Gaming Security sees another Casino Flatlines

Another Gaming Security story. Cache Creek Casino Resort, in northern California, has been offline since late September due to what it calls a “systems infrastructure failure”. Their computer systems were the target of an outside attack and that the incident is under investigation.

September seems to have been a pretty lousy month for the gaming sector. We responded to 17 gaming operators in difficulty. They experienced attacks ranging from denial of service through to breaches and ransomware demands.

“While our investigation is ongoing, we have confirmed the cause was an external attack on our computer network,” the owners of the casino, said. “The privacy of our guests and employees is our highest priority, and we want to make certain they have some peace-of-mind.”

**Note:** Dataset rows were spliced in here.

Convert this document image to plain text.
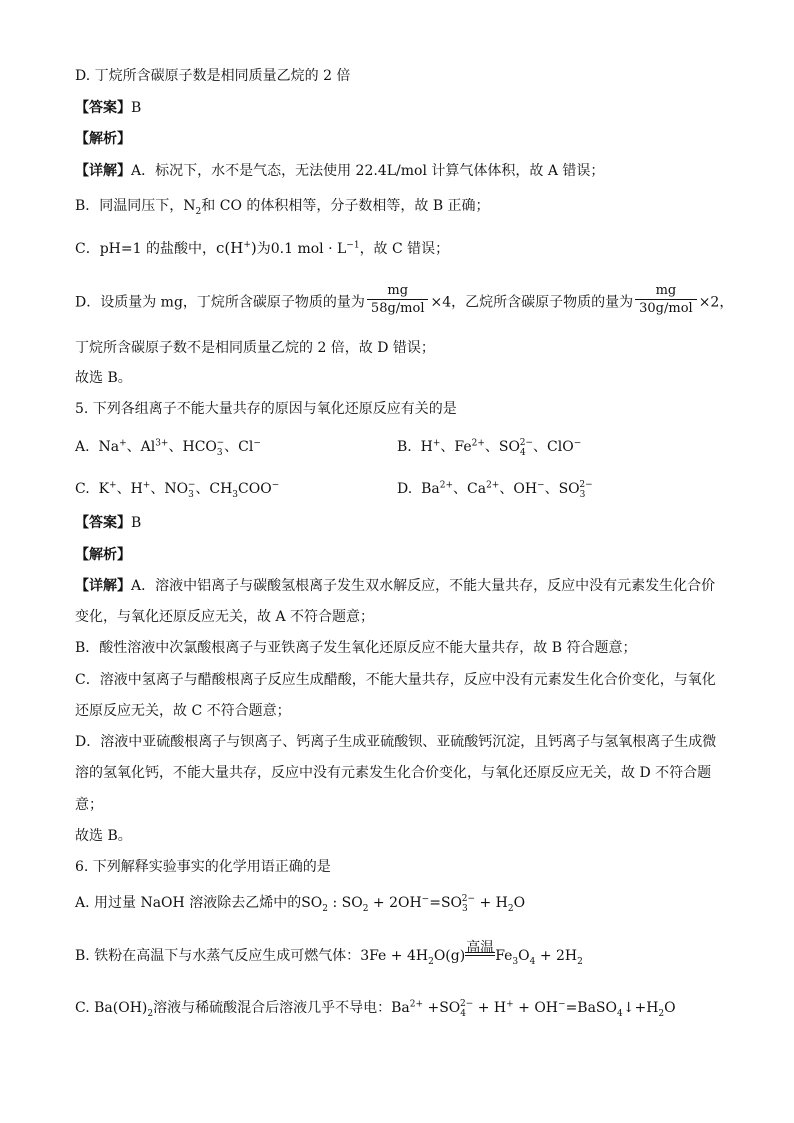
D. 丁烷所含碳原子数是相同质量乙烷的 2 倍
【答案】B
【解析】
【详解】A．标况下，水不是气态，无法使用 22.4L/mol 计算气体体积，故 A 错误；
B．同温同压下，$N_2$和 CO 的体积相等，分子数相等，故 B 正确；
C．pH=1 的盐酸中，c(H+)为0.1 mol · $L^{-1}$，故 C 错误；
D．设质量为 mg，丁烷所含碳原子物质的量为 $\frac{mg}{\text{58g/mol}} \times 4$，乙烷所含碳原子物质的量为 $\frac{mg}{\text{30g/mol}} \times 2$，
丁烷所含碳原子数不是相同质量乙烷的 2 倍，故 D 错误；
故选 B。
5. 下列各组离子不能大量共存的原因与氧化还原反应有关的是
A.  Na+、$Al^{3+}$、$HCO_3^-$、Cl−	B.  H+、$Fe^{2+}$、$SO_4^{2-}$、ClO−
C.  K+、H+、$NO_3^-$、$CH_3COO^-$	D.  $Ba^{2+}$、$Ca^{2+}$、OH−、$SO_3^{2-}$
【答案】B
【解析】
【详解】A．溶液中铝离子与碳酸氢根离子发生双水解反应，不能大量共存，反应中没有元素发生化合价
变化，与氧化还原反应无关，故 A 不符合题意；
B．酸性溶液中次氯酸根离子与亚铁离子发生氧化还原反应不能大量共存，故 B 符合题意；
C．溶液中氢离子与醋酸根离子反应生成醋酸，不能大量共存，反应中没有元素发生化合价变化，与氧化
还原反应无关，故 C 不符合题意；
D．溶液中亚硫酸根离子与钡离子、钙离子生成亚硫酸钡、亚硫酸钙沉淀，且钙离子与氢氧根离子生成微
溶的氢氧化钙，不能大量共存，反应中没有元素发生化合价变化，与氧化还原反应无关，故 D 不符合题
意；
故选 B。
6. 下列解释实验事实的化学用语正确的是
A. 用过量 NaOH 溶液除去乙烯中的$SO_2$ : $SO_2 + 2OH^-=SO_3^{2-} + H_2O$
B. 铁粉在高温下与水蒸气反应生成可燃气体：$3Fe + 4H_2O(g)$ 高温 $Fe_3O_4 + 2H_2$
C. $Ba(OH)_2$溶液与稀硫酸混合后溶液几乎不导电：$Ba^{2+} +SO_4^{2-} + H^+$ + $OH^-=BaSO_4↓+H_2O$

Attacks like these are simple to prevent, and a pound of prevention equated to approximately 100 of cure. The trouble is the perception that sound systems security is just an ‘IT’ problem. Operators don’t want to spend more budget on ‘IT’. It is a sad pattern, but let us have a look at some correlating factors by reviewing the last 5 cases across our desks.

$20k Ransomware Attack

Security in Gaming has always been an arms race. The good guys forever trying to keep up. The ransomware attack was an interesting case. Not because of the attack in the first place, but because of what happened afterwards. The operator had failed to put in place suitable system backups, to the extent that they had no real viable backups. The restoration was near impossible. They paid the first ransom. A week later it happened again, and this time the ransom doubled.

The second random attack came from within the file containing the decryption code for the first attack. Seasoned security professionals would have seen it coming, but the overworked and tired IT team missed it. Everything decrypted, and they went about their business. A new backup solution was ordered and was due in two weeks. They lucked out.

DDoS Attacks x 4

I have dealt with DDoS (Distributed Denial of Service) attacks since 2000. They were common back then, and they have pretty much remained the same way. September saw responses to four gaming operators experiencing DDoS attacks. One of them had half of the protection needed and relied on a developer to configure it. The other three had all the security in place, but it was either disabled or poorly configured. Our consulting team can help you get these fixed.

Lessons to Learn

The lessons should be reasonably clear:

  1. Invest in your cybersecurity;
  2. Use experts, the right people for the job;
  3. Test your security regularly; and
  4. Stop disabling your protection.